Tra gli ultimi interventi varati dal governo nel decreto legge «anti-crisi» ricordiamo il bonus fiscale a favore delle piccole e medie imprese che si aggregano nel 2009.
Ma anche la Finanziaria 2008 aveva introdotto alcune misure finalizzate a favorire il risparmio fiscale delle imprese. A cominciare dalla deduzione Irap del 10% ai fini delle imposte dirette, seguita dalla possibilità di rateizzare i debiti fiscali e contributivi.

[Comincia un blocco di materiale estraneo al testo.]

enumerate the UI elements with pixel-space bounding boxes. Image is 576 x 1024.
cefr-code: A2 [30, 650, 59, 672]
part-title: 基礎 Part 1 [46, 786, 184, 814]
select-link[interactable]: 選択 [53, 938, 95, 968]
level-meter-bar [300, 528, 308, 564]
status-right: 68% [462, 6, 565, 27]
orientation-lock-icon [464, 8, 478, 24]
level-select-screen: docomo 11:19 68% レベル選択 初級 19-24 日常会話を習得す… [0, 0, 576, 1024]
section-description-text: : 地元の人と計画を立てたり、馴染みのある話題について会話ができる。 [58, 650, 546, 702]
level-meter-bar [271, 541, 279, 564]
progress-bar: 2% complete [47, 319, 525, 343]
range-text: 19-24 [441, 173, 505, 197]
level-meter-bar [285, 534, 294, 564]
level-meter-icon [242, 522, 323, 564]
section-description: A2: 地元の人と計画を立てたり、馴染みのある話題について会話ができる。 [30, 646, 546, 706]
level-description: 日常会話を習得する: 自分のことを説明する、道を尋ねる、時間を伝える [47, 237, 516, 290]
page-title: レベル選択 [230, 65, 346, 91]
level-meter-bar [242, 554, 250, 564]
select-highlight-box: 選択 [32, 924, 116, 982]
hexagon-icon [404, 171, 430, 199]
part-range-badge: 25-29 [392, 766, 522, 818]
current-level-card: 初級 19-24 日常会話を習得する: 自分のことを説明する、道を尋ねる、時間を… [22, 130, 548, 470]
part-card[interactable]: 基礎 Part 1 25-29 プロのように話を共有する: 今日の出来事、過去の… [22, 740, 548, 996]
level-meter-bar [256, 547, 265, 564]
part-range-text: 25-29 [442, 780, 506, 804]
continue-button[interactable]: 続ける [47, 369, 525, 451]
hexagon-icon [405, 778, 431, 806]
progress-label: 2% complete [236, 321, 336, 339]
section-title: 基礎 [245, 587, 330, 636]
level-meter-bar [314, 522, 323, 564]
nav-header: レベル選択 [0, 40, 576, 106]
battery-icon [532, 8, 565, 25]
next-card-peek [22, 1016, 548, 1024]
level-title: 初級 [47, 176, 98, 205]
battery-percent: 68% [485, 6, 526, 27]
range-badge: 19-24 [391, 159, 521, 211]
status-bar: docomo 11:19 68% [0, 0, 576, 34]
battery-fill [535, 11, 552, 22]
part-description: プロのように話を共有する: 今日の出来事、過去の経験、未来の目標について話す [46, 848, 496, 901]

Da non trascurare, inoltre, le nuove disposizioni per quanto riguarda le spese di rappresentanza, basate su una deduzione integrale fino a un tetto annuo commisurato al fatturato. Sfruttando al meglio la normativa, quindi, lo sconto può rivelarsi molto cospicuo: per le pmi (che registrano ricavi fino a 10 milioni di euro), la disciplina in vigore dal 2008 prevede sconti fino all’1,3% del fatturato, quindi 130mila euro, tetto generalmente in grado di coprire per intero gli oneri di questo tipo.
E ancora, costa meno ritardare i pagamenti al Fisco: le sanzioni per il ravvedimento operoso si dimezzano, così chi versa le imposte entro i 30 giorni dalla scadenza originaria è sanzionato con il 2,5 per cento dell’importo omesso.